2) Having that feeling now, what comes to mind as you feel it? Is it a picture? A sound?
3) Distract yourself for a moment (break your emotional state) and do the same thing with the other side of the issue. In the example, it would be the part of you that wants to stop smoking. Make sure you think about it to the point where you feel the positive feelings you’d get from stopping smoking.
4) Having that feeling now, what comes to mind as you feel it? Is it a picture? A sound?
The chances are, one of those representations (thoughts) is not using much visual firepower. In the next step, we make sure both sides of the conflict share info in the visual realm. If both sides are represented visually, something else is going on and this technique is not the best choice.
5) Get in touch with a side that’s not strongly visually represented. Get the feeling related to it. If you need to call up some internal audio, do so.
6) Get imagery to go along with it. Just ask yourself, “What visual would go with this?” Whatever comes to mind is fine as long as it goes with the feeling. The idea is to have a visual representation for that side of the conflict/decision.

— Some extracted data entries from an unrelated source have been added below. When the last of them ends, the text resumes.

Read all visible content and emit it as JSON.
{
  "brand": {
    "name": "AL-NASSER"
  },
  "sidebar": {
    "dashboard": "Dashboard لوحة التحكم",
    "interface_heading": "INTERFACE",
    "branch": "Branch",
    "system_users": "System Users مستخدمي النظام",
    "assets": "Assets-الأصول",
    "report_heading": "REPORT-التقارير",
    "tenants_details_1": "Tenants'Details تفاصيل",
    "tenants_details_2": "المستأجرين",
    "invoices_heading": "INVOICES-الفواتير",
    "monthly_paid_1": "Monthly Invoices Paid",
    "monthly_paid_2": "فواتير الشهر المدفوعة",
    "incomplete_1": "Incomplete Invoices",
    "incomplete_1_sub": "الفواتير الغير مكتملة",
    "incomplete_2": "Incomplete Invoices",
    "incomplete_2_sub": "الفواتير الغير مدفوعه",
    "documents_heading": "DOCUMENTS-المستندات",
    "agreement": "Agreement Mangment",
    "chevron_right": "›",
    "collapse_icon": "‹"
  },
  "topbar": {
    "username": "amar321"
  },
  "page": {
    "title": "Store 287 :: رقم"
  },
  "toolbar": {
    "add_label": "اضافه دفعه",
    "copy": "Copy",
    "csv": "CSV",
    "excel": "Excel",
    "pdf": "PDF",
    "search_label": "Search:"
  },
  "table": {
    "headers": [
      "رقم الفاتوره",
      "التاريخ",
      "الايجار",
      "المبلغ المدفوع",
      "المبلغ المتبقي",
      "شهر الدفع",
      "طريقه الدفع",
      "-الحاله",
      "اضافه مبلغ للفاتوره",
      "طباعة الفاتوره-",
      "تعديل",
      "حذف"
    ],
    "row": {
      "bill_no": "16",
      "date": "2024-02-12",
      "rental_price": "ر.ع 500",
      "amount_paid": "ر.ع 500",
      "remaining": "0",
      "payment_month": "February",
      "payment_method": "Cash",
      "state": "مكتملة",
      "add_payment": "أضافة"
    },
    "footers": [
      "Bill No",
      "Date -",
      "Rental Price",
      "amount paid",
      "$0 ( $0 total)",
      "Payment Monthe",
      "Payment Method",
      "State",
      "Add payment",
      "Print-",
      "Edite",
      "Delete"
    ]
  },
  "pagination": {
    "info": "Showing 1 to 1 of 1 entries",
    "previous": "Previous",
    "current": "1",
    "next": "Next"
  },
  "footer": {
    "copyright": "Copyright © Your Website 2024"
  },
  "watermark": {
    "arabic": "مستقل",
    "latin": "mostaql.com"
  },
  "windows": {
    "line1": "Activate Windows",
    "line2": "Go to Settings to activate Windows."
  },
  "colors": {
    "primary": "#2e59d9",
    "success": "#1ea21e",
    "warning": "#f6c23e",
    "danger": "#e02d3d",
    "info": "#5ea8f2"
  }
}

7) If the other side is also not strongly represented, get a visual representation for it too.
8) Now, make one of the visual representations. As soon as you get the feeling related to it, switch to the other visualization. As soon as you get the feeling related to that, switch back.
You’ll find you’re able to switch more and more quickly. Typically the images move together spatially and/or blend in some way. After that process is completed, think about the subject of the whole things and notice how it’s shifted.
This process isn’t appropriate for every situation. If you find something it doesn’t work on, you can go through the full parts protocol or use some other technique.